Planning, financing, budgeting and budget execution are the core components of the public sector solution, components that condition and coordinate the information flows of all areas, ensuring efficient financial management and rigorous control of the use of allocated funds.

The budgeting process has a dynamic character over time, starting from the budgeting of activities, projects, objectives with the allocation of funds by organisational structure and by expenditure purpose. Linking the budget to the public procurement programme and the investment programmes, the permanent coordination of the revenue budgets with the expenditure budgets allows the integration of the organisation’s budgets into a single system. This increases accountability in the management of funds allocated by activity and ensures rigorous control of budgets.

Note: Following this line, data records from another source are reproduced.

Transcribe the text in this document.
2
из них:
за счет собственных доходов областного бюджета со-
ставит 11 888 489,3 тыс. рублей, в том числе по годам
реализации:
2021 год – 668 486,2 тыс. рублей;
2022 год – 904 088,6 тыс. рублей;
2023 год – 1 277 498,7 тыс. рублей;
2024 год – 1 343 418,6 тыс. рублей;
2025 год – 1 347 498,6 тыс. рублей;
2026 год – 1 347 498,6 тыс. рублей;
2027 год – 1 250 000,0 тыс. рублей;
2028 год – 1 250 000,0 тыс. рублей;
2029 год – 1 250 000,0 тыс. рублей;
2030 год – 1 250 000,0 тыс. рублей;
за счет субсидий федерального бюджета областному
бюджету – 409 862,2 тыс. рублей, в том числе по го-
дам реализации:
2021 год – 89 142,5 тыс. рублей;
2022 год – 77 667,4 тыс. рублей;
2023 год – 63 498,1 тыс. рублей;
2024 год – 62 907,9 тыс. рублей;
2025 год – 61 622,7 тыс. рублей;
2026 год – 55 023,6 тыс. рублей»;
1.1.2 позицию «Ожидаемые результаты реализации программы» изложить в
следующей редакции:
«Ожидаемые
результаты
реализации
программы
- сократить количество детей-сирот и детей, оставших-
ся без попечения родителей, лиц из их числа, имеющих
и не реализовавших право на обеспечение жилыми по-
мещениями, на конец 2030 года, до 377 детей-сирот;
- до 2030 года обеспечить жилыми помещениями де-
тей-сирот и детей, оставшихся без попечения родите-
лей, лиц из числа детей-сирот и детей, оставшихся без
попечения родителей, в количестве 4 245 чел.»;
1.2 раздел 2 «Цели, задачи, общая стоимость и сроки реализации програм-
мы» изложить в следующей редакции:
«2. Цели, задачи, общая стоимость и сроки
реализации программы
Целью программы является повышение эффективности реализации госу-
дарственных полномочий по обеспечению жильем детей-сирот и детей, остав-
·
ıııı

Operational processes, requests/requests for material resources, financial, contracting, receipts, supplier invoices, payments, production, sales, receipts, etc., are constantly accompanied by the stages of the budget execution process: financing, commitment, clearance of expenditure, authorisation of payment, payment.

The tools used in the budgeting and control process, funds, organisational structures, sources of funding, budget items, are explicitly specified at certain stages of the process or implicitly positioned through the modelling and configuration carried out in the system.

The multiple projects carried out in the public sector are tracked in order to meet deadlines and fit within the budget of each resource (material, human, services, transport and equipment).